Vitamin D is sometimes called the ‘sunshine vitamin’ and rightly so because, particularly here in the UK, this is our best source. Our bodies have a clever way of making vitamin D from the rays of the sun. However, it is important to be aware that in the UK, the sun is not positioned high enough in the sky throughout Winter (from October to April) for us to make vitamin D from it.
There are dietary sources, such as eggs, oily fish and mushrooms, but most of us do not eat enough of these to maintain adequate vitamin D levels.
Vitamin D plays an important role in bone, teeth and muscle health, by helping to regulate the amount of calcium and phosphate in the body. Having low levels of vitamin D could increase the risk of health conditions such as rickets in childhood or osteomalacia in older age.
If you have little or no sun exposure, because you rarely spend time in the sunshine or if you cover your skin when you are outside, then you should have a vitamin D supplement all year round.
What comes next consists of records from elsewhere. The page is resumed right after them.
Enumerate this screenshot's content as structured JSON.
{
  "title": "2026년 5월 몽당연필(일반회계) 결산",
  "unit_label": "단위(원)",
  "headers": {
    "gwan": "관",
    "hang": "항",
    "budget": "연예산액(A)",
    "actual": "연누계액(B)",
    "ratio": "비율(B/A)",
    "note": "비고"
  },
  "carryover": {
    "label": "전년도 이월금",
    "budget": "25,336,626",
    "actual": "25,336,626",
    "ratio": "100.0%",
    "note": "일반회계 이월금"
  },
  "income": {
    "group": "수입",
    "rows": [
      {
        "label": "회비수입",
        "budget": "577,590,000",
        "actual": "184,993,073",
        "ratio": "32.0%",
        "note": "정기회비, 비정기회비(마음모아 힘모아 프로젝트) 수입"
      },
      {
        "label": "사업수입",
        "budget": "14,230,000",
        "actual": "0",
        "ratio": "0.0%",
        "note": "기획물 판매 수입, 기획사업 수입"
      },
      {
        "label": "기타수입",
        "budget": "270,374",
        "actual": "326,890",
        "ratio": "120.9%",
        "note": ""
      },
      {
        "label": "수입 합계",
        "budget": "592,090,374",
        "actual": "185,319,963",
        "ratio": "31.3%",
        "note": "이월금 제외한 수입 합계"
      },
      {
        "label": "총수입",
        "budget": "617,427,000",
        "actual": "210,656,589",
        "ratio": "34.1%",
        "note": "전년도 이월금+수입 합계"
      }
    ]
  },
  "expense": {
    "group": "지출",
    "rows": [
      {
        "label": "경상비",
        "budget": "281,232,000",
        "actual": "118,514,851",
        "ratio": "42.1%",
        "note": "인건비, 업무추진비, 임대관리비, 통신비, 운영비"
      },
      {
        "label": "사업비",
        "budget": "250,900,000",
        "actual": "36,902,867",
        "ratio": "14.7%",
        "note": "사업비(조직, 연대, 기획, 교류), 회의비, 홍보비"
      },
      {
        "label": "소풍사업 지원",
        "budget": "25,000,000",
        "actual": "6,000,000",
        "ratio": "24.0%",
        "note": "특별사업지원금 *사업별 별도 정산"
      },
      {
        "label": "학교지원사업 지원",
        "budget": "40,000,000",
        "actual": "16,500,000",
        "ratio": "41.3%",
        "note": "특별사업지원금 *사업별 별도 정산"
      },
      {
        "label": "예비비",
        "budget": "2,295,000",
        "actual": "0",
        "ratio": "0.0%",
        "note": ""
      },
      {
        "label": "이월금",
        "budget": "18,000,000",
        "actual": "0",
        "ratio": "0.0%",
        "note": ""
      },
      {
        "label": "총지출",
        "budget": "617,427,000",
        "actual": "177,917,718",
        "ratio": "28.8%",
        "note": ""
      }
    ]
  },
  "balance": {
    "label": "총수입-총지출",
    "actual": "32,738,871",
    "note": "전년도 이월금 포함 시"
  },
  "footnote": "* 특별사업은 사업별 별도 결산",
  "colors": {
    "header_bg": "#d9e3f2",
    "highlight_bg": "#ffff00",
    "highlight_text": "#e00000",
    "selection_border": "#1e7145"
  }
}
And even if you have been outside in the sunshine during summer, you should still consider taking a supplement during the wintertime at the very least. The recommendation for the general population aged four years and older is 10 µg (400 IU) of vitamin D per day, and so this would be a sensible supplement dose to go for.
How to enjoy the sunshine and still stay active?
Now is a great time to get out in the sun and build up your vitamin D levels, and what better way than with some exercise….
- Tennis – perhaps one of the UK’s most iconic sporting events, Wimbledon, has inspired you to grab your racket and have a little knock around. Better yet, some local councils have tennis courts that are free to use and don’t require booking.
- Make your own gym – maybe you are use to working out indoors, at the gym. Now the sun is shining why not take your regime outside. Instead of going on the treadmill, you could get outside and run along the roads and through the parks or even do some trail running. If you would prefer to do some strength training, you could create an weightless circuit to do in the park.
- Gardening – now that the sun in shining and we are able to enjoy being outdoors, you may want to give your garden a bit of a spruce up. Whether that be mowing the lawn, getting rid of the weeds, or maybe even adding some colour by planting some flowers.
- Walking – the thought of going for a run when the temperature is reaching the high twenties may not be too appealing unless you’ve got a nice cold pool to jump in straight after. Instead, put your shoes on and go for a walk. Perhaps there is a nice scenic route you can explore, or even just enjoy the colourful flowers that are in bloom now.
Be cautious about too much sun exposure…
There is a fine balance between spending time in the sun to allow for the production of vitamin D and having too much sun exposure that can lead to sun burn, skin cancer and premature ageing. If applied correctly, sun-cream can prevent the production of vitamin D. Although there isn’t a set rule of how long you need to be out in the sun to produce enough vitamin D, it doesn’t need to be for very long – you will have made enough vitamin D for the day before your skin begins to feel warm or look flushed. So perhaps a useful tip would be to have short bouts (less than 10 minutes) of exposure to the sun, and if you know you will be out for longer then take some sun-cream with you to apply to prevent yourself from burning.
And remember, no matter what you’re doing this summer, stay hydrated!